The famous  historian Thomas Babington,  a century  late, commented on the siege as follows:

"... the commander who had to conduct the defense...was a young man of five and twenty, who had been bred as a book-keeper... Clive...had made his arrangements, and, exhausted by fatigue, had thrown himself on his bed. He was awakened by the alarm, and was instantly at his post.... After three desperate onsets, the besiegers retired behind the ditch. The struggle lasted about an hour...the garrison lost only five or six men".

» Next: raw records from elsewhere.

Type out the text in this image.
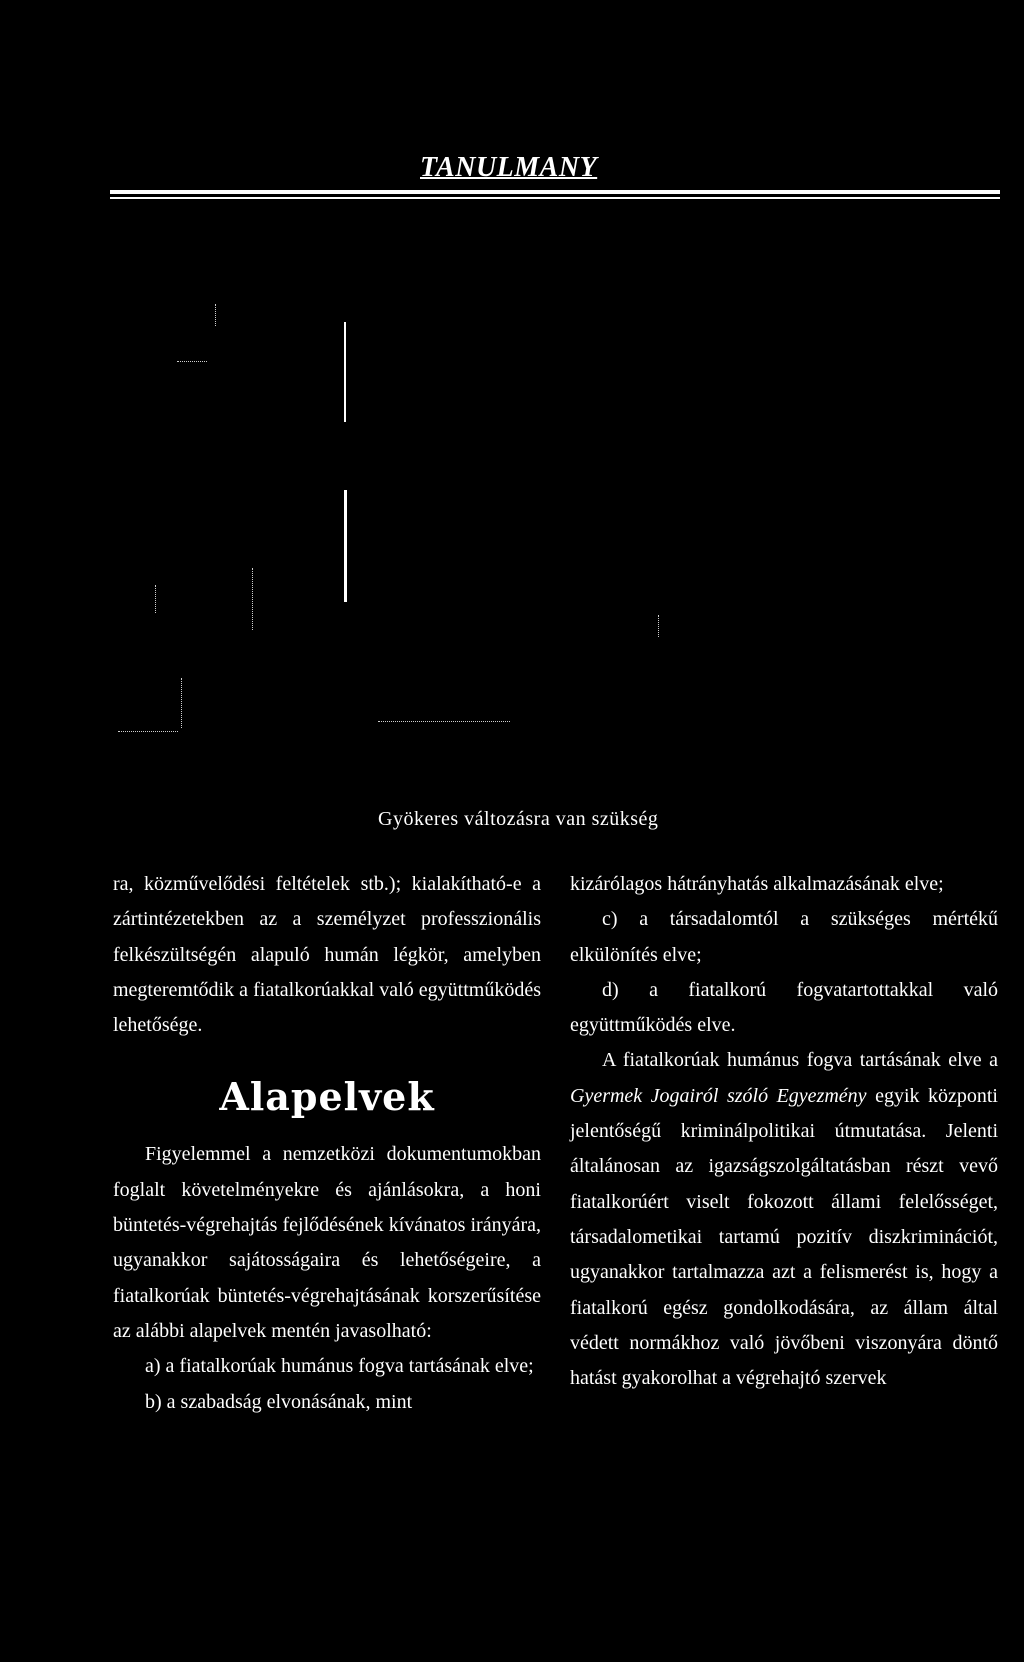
TANULMANY
Gyökeres változásra van szükség

ra, közművelődési feltételek stb.); kialakítható-e a zártintézetekben az a személyzet professzionális felkészültségén alapuló humán légkör, amelyben megteremtődik a fiatalkorúakkal való együttműködés lehetősége.

Alapelvek

Figyelemmel a nemzetközi dokumentumokban foglalt követelményekre és ajánlásokra, a honi büntetés-végrehajtás fejlődésének kívánatos irányára, ugyanakkor sajátosságaira és lehetőségeire, a fiatalkorúak büntetés-végrehajtásának korszerűsítése az alábbi alapelvek mentén javasolható:

a) a fiatalkorúak humánus fogva tartásának elve;

b) a szabadság elvonásának, mint

kizárólagos hátrányhatás alkalmazásának elve;

c) a társadalomtól a szükséges mértékű elkülönítés elve;

d) a fiatalkorú fogvatartottakkal való együttműködés elve.

A fiatalkorúak humánus fogva tartásának elve a Gyermek Jogairól szóló Egyezmény egyik központi jelentőségű kriminálpolitikai útmutatása. Jelenti általánosan az igazságszolgáltatásban részt vevő fiatalkorúért viselt fokozott állami felelősséget, társadalometikai tartamú pozitív diszkriminációt, ugyanakkor tartalmazza azt a felismerést is, hogy a fiatalkorú egész gondolkodására, az állam által védett normákhoz való jövőbeni viszonyára döntő hatást gyakorolhat a végrehajtó szervek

Clive's smart strategic, but risky moves  during the siege of Arcot and also of Tiruchirapalli won appreciation back home  and made him popular in   Europe. The Prime Minister William Pitt the Elder described Clive as "heaven-born general" who had received no formal military training.

Robert Clive lived in Tiruchirapally in the fort area in the early part of 1750s for a short period. Clive Hostel aross the Teppaku;am (water tank) under the control of St. Joseph College and the famous Ucchi Pilliyar Hindu temple atop the small hill are the famous land marks in this city.